Main Features of the Exhibition
- Drawings of birds by Japanese artists and the corresponding specimens shown side by side.
- A look on the history of species identification and denomination.
- The artist’s gaze and the scientist’s eye compared.
Overview of the exhibition
This exhibition reconstructs how Japanese artists gazed at birds, by showing drawings and the corresponding bird specimens side by side.

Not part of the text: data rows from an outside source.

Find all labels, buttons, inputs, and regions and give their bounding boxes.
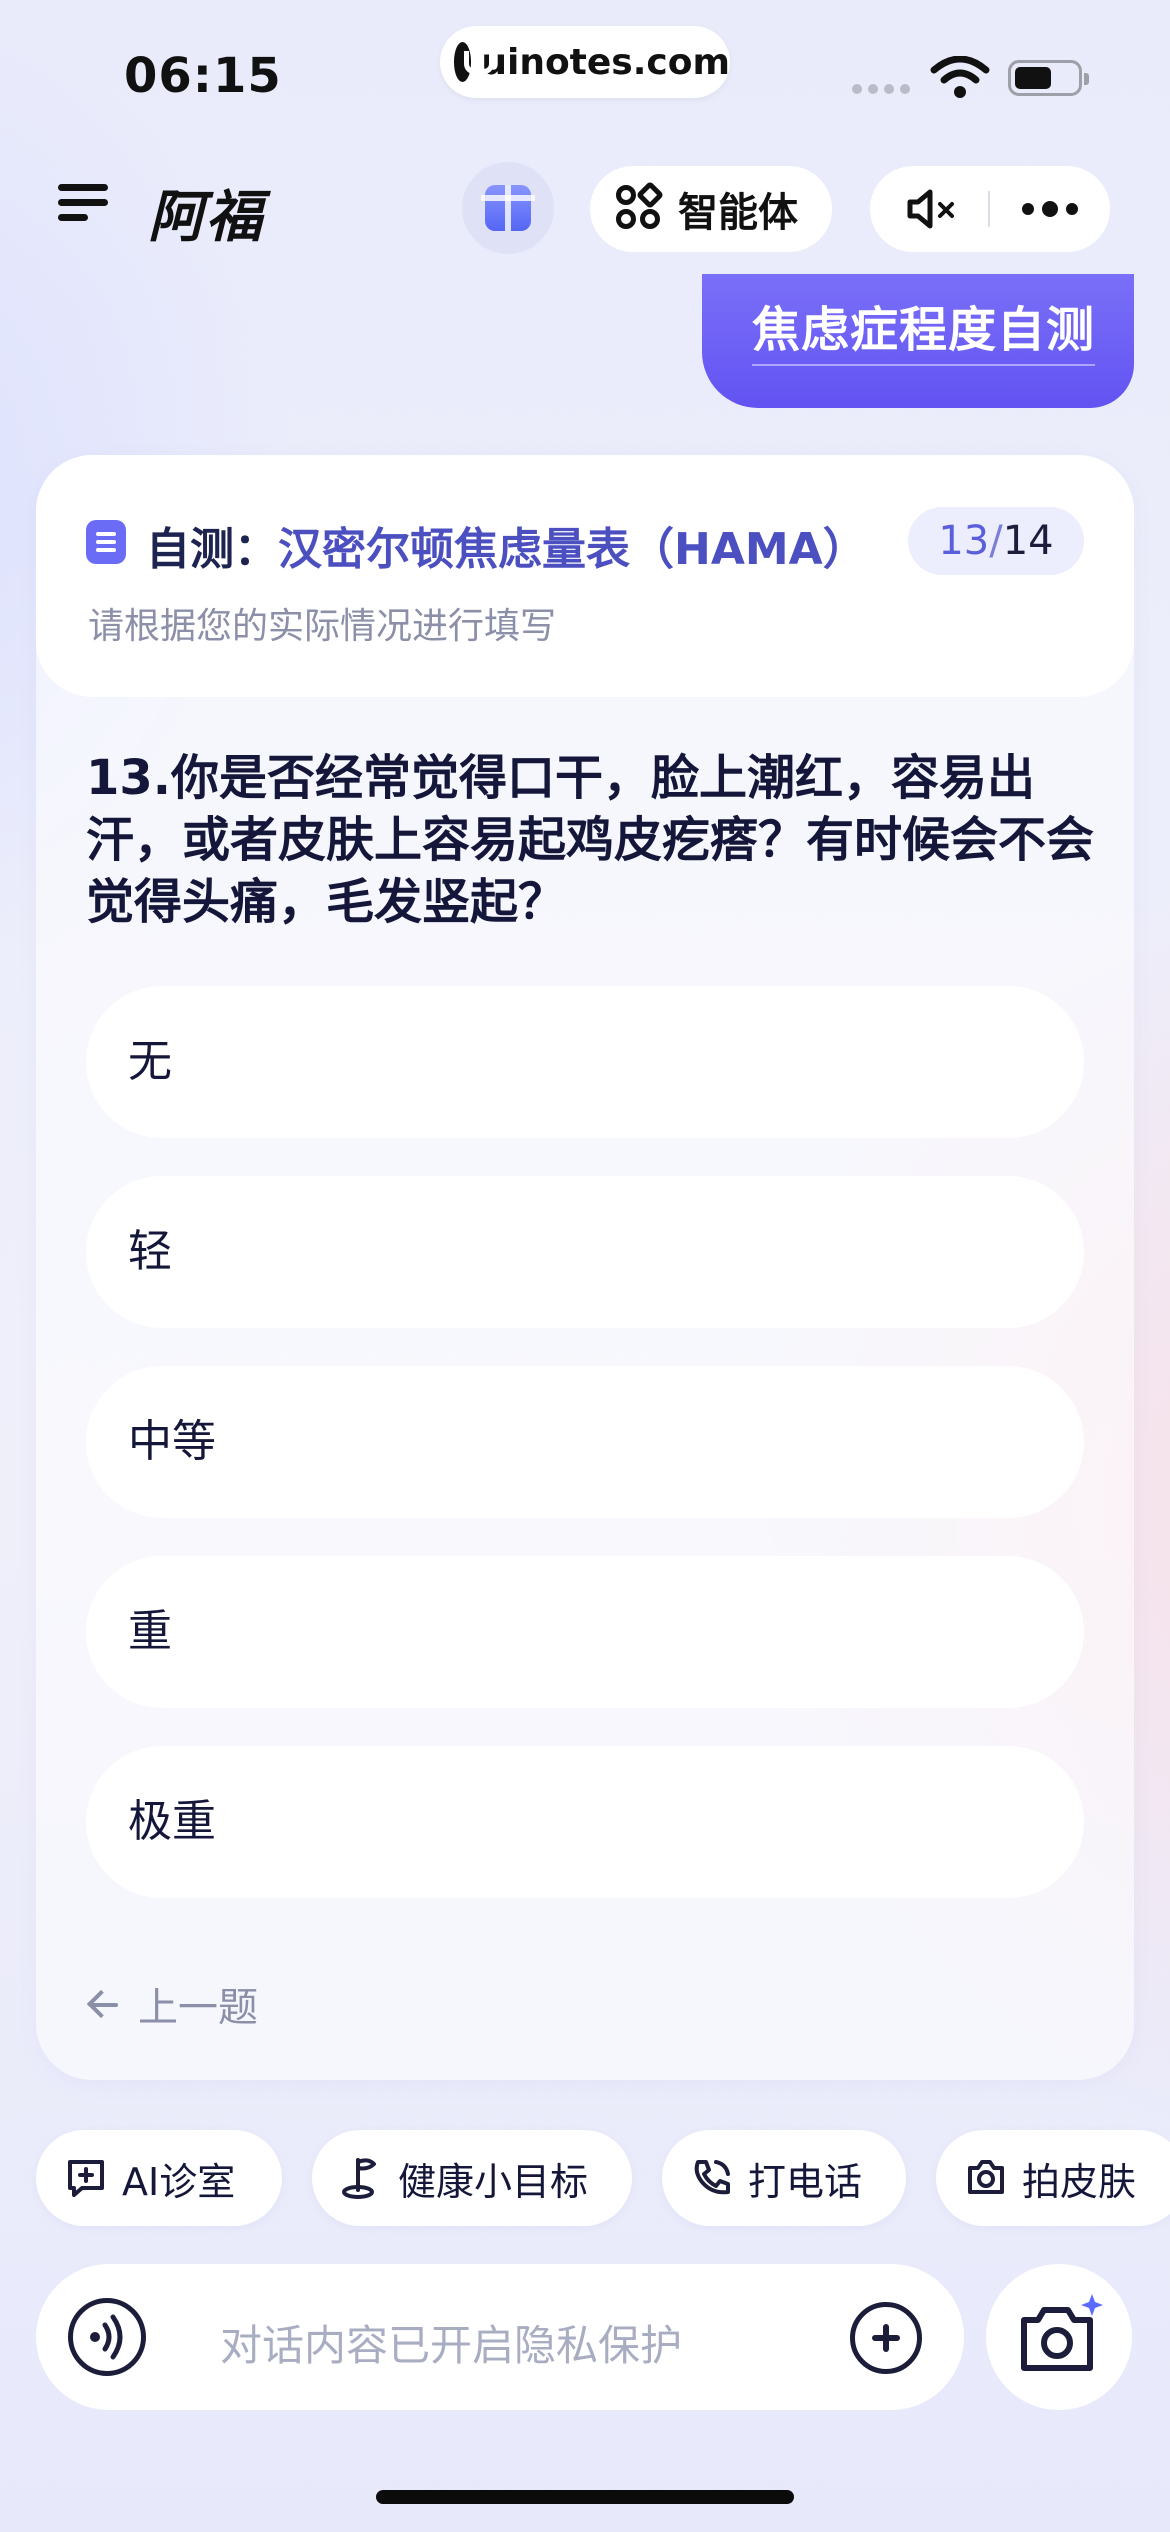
- chip-skin-photo[interactable]: 拍皮肤: [936, 2130, 1170, 2226]
- message-input-bar[interactable]: 对话内容已开启隐私保护: [36, 2264, 964, 2410]
- more-icon[interactable]: [1022, 201, 1078, 217]
- agent-grid-icon: [616, 180, 665, 233]
- self-test-card: 自测：汉密尔顿焦虑量表（HAMA） 13/14 请根据您的实际情况进行填写 13…: [36, 455, 1134, 2080]
- smart-camera-icon: [1021, 2294, 1103, 2371]
- previous-question-link[interactable]: 上一题: [86, 1975, 258, 2033]
- card-header: 自测：汉密尔顿焦虑量表（HAMA） 13/14 请根据您的实际情况进行填写: [36, 455, 1134, 697]
- agent-button[interactable]: 智能体: [590, 166, 832, 252]
- chip-phone-call-label: 打电话: [748, 2159, 863, 2204]
- chip-ai-clinic-label: AI诊室: [122, 2159, 236, 2204]
- url-text: uinotes.com: [481, 41, 730, 83]
- chip-health-goal-label: 健康小目标: [398, 2159, 589, 2204]
- progress-badge: 13/14: [908, 507, 1084, 575]
- card-title: 自测：汉密尔顿焦虑量表（HAMA）: [146, 513, 867, 577]
- document-icon: [86, 520, 126, 564]
- camera-icon: [968, 2160, 1004, 2194]
- chip-skin-photo-label: 拍皮肤: [1022, 2159, 1137, 2204]
- plus-icon[interactable]: [850, 2302, 922, 2374]
- flag-icon: [342, 2158, 376, 2199]
- agent-label: 智能体: [678, 190, 798, 236]
- gift-button[interactable]: [462, 162, 554, 254]
- arrow-left-icon: [86, 1987, 120, 2021]
- phone-icon: [694, 2160, 730, 2195]
- card-title-name: 汉密尔顿焦虑量表（HAMA）: [278, 524, 867, 575]
- url-pill[interactable]: uinotes.com: [440, 26, 730, 98]
- progress-total: 14: [1002, 518, 1054, 564]
- app-title: 阿福: [148, 185, 264, 250]
- wifi-icon: [930, 56, 990, 98]
- cellular-signal-icon: [852, 84, 910, 94]
- progress-current: 13: [938, 518, 990, 564]
- mini-program-capsule: [870, 166, 1110, 252]
- user-message-text[interactable]: 焦虑症程度自测: [752, 290, 1096, 366]
- option-moderate[interactable]: 中等: [86, 1366, 1084, 1518]
- camera-button[interactable]: [986, 2264, 1132, 2410]
- site-logo-icon: [454, 42, 495, 82]
- home-indicator: [376, 2490, 794, 2504]
- chip-health-goal[interactable]: 健康小目标: [312, 2130, 632, 2226]
- chat-plus-icon: [68, 2160, 104, 2197]
- gift-icon: [481, 185, 535, 231]
- option-very-severe[interactable]: 极重: [86, 1746, 1084, 1898]
- user-message-bubble: 焦虑症程度自测: [702, 274, 1134, 408]
- previous-question-label: 上一题: [138, 1985, 258, 2031]
- battery-icon: [1008, 60, 1089, 96]
- menu-icon[interactable]: [58, 180, 110, 226]
- voice-wave-icon: [90, 2314, 123, 2360]
- chip-ai-clinic[interactable]: AI诊室: [36, 2130, 282, 2226]
- voice-input-button[interactable]: [68, 2298, 146, 2376]
- card-subtitle: 请根据您的实际情况进行填写: [88, 606, 557, 647]
- progress-separator: /: [989, 518, 1003, 564]
- question-text: 13.你是否经常觉得口干，脸上潮红，容易出汗，或者皮肤上容易起鸡皮疙瘩？有时候会…: [86, 750, 1095, 930]
- status-time: 06:15: [124, 48, 282, 104]
- capsule-divider: [988, 191, 990, 227]
- chip-phone-call[interactable]: 打电话: [662, 2130, 906, 2226]
- card-title-prefix: 自测：: [146, 524, 278, 575]
- sound-mute-icon[interactable]: [904, 188, 960, 230]
- option-mild[interactable]: 轻: [86, 1176, 1084, 1328]
- option-none[interactable]: 无: [86, 986, 1084, 1138]
- input-placeholder: 对话内容已开启隐私保护: [220, 2321, 683, 2370]
- option-severe[interactable]: 重: [86, 1556, 1084, 1708]
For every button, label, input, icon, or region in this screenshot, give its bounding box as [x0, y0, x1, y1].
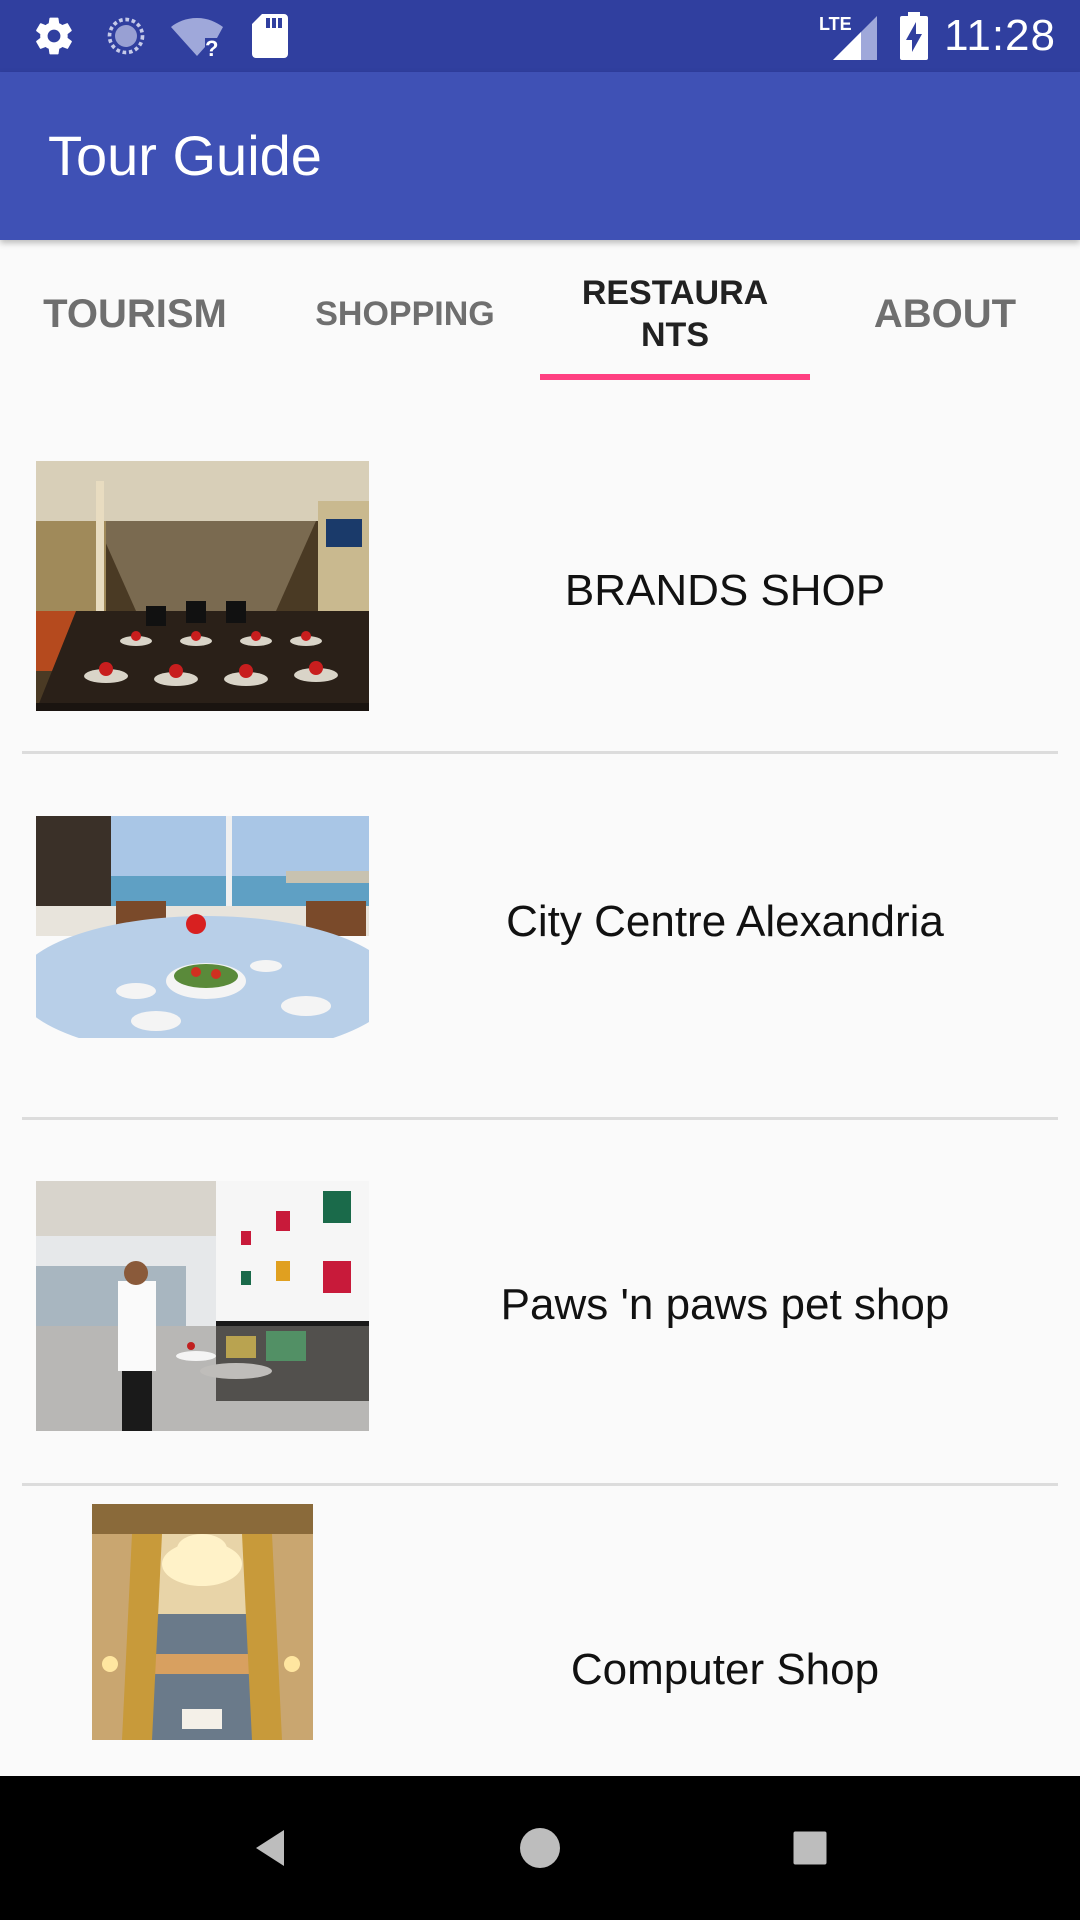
list-item[interactable]: City Centre Alexandria — [0, 754, 1080, 1120]
list-item[interactable]: BRANDS SHOP — [0, 388, 1080, 754]
tab-about[interactable]: ABOUT — [810, 240, 1080, 388]
svg-text:LTE: LTE — [819, 14, 852, 34]
tab-tourism[interactable]: TOURISM — [0, 240, 270, 388]
lte-signal-icon: LTE — [818, 12, 878, 60]
list-item-title: BRANDS SHOP — [564, 566, 886, 615]
sd-card-icon — [250, 12, 290, 60]
recents-icon[interactable] — [778, 1816, 842, 1880]
sync-icon — [102, 12, 150, 60]
cafe-interior-photo — [36, 1181, 369, 1431]
status-bar: ? LTE 11:28 — [0, 0, 1080, 72]
back-icon[interactable] — [238, 1816, 302, 1880]
navigation-bar — [0, 1776, 1080, 1920]
chandelier-hall-photo — [92, 1504, 313, 1740]
tab-label: TOURISM — [43, 291, 227, 336]
wifi-unknown-icon: ? — [170, 12, 224, 60]
app-bar: Tour Guide — [0, 72, 1080, 240]
app-title: Tour Guide — [48, 124, 322, 187]
tab-shopping[interactable]: SHOPPING — [270, 240, 540, 388]
list-item[interactable]: Paws 'n paws pet shop — [0, 1120, 1080, 1486]
restaurant-list: BRANDS SHOP City Centre Alexandria Paws … — [0, 388, 1080, 1852]
tab-restaurants[interactable]: RESTAURANTS — [540, 240, 810, 388]
svg-text:?: ? — [205, 36, 218, 58]
battery-charging-icon — [898, 12, 930, 60]
tab-label: SHOPPING — [315, 294, 495, 333]
tab-bar: TOURISM SHOPPING RESTAURANTS ABOUT — [0, 240, 1080, 388]
tab-label: ABOUT — [873, 291, 1017, 336]
seaside-table-photo — [36, 816, 369, 1038]
status-time: 11:28 — [944, 11, 1056, 60]
gear-icon — [30, 12, 78, 60]
tab-label: RESTAURANTS — [581, 274, 769, 354]
restaurant-dining-hall-photo — [36, 461, 369, 711]
list-item-title: Computer Shop — [570, 1645, 880, 1694]
home-icon[interactable] — [508, 1816, 572, 1880]
tab-selected-indicator — [540, 374, 810, 380]
list-item-title: Paws 'n paws pet shop — [500, 1280, 950, 1329]
list-item-title: City Centre Alexandria — [506, 897, 944, 946]
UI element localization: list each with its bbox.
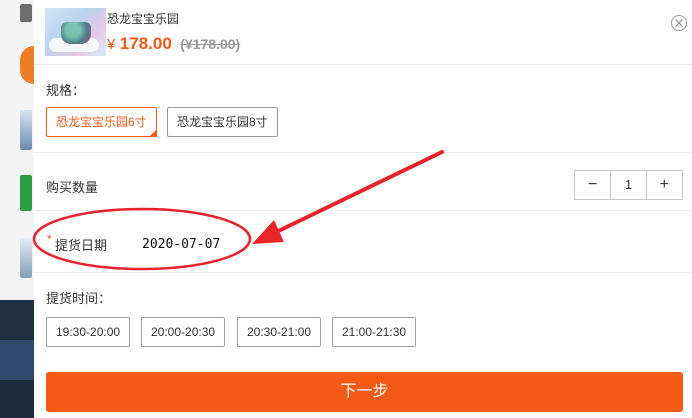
- pickup-time-label: 提货时间：: [46, 291, 112, 306]
- spec-option-label: 恐龙宝宝乐园8寸: [177, 115, 268, 129]
- spec-option-6inch[interactable]: 恐龙宝宝乐园6寸: [46, 107, 157, 137]
- spec-option-8inch[interactable]: 恐龙宝宝乐园8寸: [167, 107, 278, 137]
- divider: [34, 152, 692, 153]
- product-price: 178.00: [119, 34, 172, 53]
- time-slot-button[interactable]: 20:00-20:30: [141, 317, 226, 347]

Kawabe Kakyo (1844-1928)’s Sketches of Birds series is a handbook for Japanese drawing called funpon, serving so to speak as a reference specimen drawn on paper. In Japan, those names were organized to a certain extent during the Edo period, but there wasn’t yet a unique name for each species, the classification allowing long lists of aliases and local names. In this exhibition, we selected sketches from Kawabe Kakyo’s Sketches of Birds for which the name differs from contemporary denomination, or for which the identification of the species is problematic, and confronted them with the associated actual bird specimen. Based on modern scientific knowledge, it is easy to state that these identifications are incorrect. But these cases remind us that in order to establish the correct identification, it was necessary to collect many specimens, describe and classify them, publish theses, unify the local names and attach precise drawings and photographs. With the help of actual specimens, the aim of this exhibition is to picture what people saw and thought when naming animals in the absence of scientific names.
Key Information
[Title] Special Exhibition “Aves Japonicae 6 – The Nominal and the Actual”
[Dates] August 6, 2020 – November 8, 2020
[Opening Hours] 11:00-18:00 (open until 20:00 on Fridays and Saturdays) *Opening hours may change.
[Closed on] Mondays (or the following Tuesday if Monday is a National Holiday). May close irregularly.
[Venue] Intermediatheque 3F [STUDIOLO]
[Organizer] The University Museum, the University of Tokyo (UMUT)
[Admission] Free of charge
[Address] KITTE 2-3F, 2-7-2 Marunouchi, Chiyoda-ku, Tokyo, JAPAN
[Access] JR lines and Tokyo Metro Marunouchi line Tokyo Station (Marunouchi South Exit). Nijubashimae Station (Exit 4) on the Chiyoda Line (about 2 minutes on foot).